By 1967, Hay had already achieved a prominent status as a young choreographer, and her unique style began to emerge as a distinct voice within the aesthetics of Judson. Sharing with her colleagues the ideas that dance engage with other art forms, and that the artificial distinction between trained and untrained performers be challenged, she focused on large-scale dance projects involving untrained dancers, fragmented and choreographed music accompaniment, and the execution of ordinary movement patterns performed under stressful conditions.??
In 1970 she left New York to live in a community in northern Vermont. Soon, she distanced herself from the performing arena, producing 10 “Circle Dances,” performed on 10 consecutive nights within a single community and no audience whatsoever. Thus began a long period of reflection about how dance is transmitted and presented. Her first book, Moving Through the Universe in Bare Feet (Swallow Press, 1975), is an early example of her distinctive memory/concept mode of choreographic record, and emphasizes the narratives underlining the process of her dance-making, rather than the technical specifications or notations of their form.??

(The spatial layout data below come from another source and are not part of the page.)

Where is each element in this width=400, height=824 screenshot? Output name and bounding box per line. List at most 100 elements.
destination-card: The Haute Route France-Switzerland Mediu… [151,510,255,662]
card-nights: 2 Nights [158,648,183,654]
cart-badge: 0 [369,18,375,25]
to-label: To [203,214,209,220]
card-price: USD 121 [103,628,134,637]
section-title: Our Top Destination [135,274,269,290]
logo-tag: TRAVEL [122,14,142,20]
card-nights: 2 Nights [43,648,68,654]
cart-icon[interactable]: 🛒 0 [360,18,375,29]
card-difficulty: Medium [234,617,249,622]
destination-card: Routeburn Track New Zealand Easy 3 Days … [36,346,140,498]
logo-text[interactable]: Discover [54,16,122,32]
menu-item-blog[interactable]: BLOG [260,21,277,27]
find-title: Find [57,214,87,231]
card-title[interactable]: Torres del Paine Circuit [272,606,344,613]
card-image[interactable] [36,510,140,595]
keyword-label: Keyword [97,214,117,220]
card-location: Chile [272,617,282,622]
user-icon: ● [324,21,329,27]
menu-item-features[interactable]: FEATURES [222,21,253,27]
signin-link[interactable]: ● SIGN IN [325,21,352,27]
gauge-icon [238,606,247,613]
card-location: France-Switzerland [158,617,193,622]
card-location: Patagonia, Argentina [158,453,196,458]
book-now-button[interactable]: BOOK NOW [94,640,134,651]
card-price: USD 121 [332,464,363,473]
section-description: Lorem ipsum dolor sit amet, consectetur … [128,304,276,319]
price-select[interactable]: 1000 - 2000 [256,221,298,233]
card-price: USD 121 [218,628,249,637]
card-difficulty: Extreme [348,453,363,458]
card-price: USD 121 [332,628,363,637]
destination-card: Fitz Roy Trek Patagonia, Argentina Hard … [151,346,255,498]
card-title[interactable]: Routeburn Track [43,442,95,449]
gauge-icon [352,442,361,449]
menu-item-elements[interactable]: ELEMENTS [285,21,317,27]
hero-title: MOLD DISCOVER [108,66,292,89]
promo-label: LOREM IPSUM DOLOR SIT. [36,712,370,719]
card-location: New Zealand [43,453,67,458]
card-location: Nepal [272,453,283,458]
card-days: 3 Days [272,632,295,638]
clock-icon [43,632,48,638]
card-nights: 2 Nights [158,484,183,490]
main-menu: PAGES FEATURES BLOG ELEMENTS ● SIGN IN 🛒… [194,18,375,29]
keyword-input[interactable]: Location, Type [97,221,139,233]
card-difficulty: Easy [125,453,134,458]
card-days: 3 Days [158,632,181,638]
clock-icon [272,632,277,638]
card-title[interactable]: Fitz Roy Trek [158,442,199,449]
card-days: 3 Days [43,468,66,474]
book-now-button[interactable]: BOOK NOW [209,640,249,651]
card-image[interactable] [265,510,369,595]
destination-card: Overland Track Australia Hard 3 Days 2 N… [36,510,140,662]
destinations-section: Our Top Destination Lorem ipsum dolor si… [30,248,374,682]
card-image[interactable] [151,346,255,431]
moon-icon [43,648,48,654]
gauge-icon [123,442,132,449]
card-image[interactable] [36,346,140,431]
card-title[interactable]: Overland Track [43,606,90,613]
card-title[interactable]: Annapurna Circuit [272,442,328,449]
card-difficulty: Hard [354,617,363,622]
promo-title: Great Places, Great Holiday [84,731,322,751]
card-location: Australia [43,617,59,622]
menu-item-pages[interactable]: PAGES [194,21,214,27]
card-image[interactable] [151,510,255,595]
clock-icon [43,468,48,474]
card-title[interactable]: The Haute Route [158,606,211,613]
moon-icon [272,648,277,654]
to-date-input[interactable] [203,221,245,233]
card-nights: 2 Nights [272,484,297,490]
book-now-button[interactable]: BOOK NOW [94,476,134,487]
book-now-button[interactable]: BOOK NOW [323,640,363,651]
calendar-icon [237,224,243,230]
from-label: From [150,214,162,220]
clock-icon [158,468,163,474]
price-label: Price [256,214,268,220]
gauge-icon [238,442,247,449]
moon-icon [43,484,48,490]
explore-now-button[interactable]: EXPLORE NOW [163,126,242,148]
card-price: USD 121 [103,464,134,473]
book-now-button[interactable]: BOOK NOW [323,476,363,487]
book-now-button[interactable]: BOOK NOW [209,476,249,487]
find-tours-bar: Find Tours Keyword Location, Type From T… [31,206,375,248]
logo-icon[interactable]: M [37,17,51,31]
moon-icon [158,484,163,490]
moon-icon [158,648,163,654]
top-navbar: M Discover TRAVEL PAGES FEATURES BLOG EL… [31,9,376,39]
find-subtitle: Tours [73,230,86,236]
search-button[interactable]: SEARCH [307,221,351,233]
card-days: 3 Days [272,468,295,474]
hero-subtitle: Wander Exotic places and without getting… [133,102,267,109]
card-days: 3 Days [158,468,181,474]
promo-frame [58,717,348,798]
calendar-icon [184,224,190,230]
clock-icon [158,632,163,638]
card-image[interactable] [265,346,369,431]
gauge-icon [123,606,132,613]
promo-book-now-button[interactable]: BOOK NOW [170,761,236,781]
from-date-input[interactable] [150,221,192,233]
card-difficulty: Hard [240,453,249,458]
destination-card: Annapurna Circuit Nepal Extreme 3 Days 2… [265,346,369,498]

In 1976 Hay left Vermont and moved to Austin, Texas. Her attention focused on a set of practices ("playing awake") that engaged the performer on several levels of consciousness at once. While developing her concepts over the course of 15 years, she instituted a yearly four-month group workshop that culminated in large group public performances and from these group pieces she distilled her solo dances. Her second book, Lamb at the Altar: The Story of a Dance (Duke University Press, 1994), documents the unique creative process that defined these works. ??
In the late 1990’s Deborah Hay focused almost exclusively on rarified and enigmatic solo dances based on her new experimental choreographic method, such as The Man Who Grew Common in Wisdom, Voilà, The Other Side of O, Fire, Boom Boom Boom, Music, Beauty, The North Door, The Ridge, Room, performing them around the world and passing them on to noted performers in the US, Europe, and Australia. She also choreographed a duet for herself and Mikhail Baryshnikov, Single Duet, which toured with the Past/Forward project in 2000. ??
Her third book, My Body, The Buddhist (Wesleyan University Press, 2000) is an introspective series of reflections on the major lessons of life that she has learned from her body while dancing. ??
Hay’s work has now reached a new stage, where she redefines the inimitable choreographic method of her solo pieces in collaboration with highly trained dancers. In 2004 she received a NYC Bessie award for her choreography of the quartet The Match. In 2006 she choreographed O, O for 5 New York City choreographer/dancers and then for 7 French dancers of comparable experience. The Festival d’Automne, in Paris, presented The Match in 2005 and O, O in 2006. They also presented Hay’s new piece, If I Sing To You, in 2008. The work was commissioned by The Forsythe Company and premiered in Dresden, Germany, April 3-6, 2008. The Toronto Dance Theatre premiered her latest work, Up Until Now, on January 29, 2009.??
Deborah Hay has collaborated with many artists such as composers Pauline Oliveros, Alvin Lucier, Richard Landry, Terry Riley, Ellen Fullman, artist Tina Girouard, and Australian actor/playwright/director Margaret Cameron, among others. She has been the recipient of many grants and fellowships, including a 1983 Guggenheim Fellowship in choreography, numerous National Endowment for the Arts Choreography Fellowships, and the Rockefeller Foundation Bellagio Fellowship in 1996. ??
In 2007 she received a BAXten Award. The award was presented with the following words: “Your experimental work has remained alive & contemporary over four decades, inspiring your colleagues and peers and now - new generations of choreographers & performers. Your sustained commitment and your willingness to change course provides an example for others. Your articulate writing on the body & dance has had a profound impact on the field.”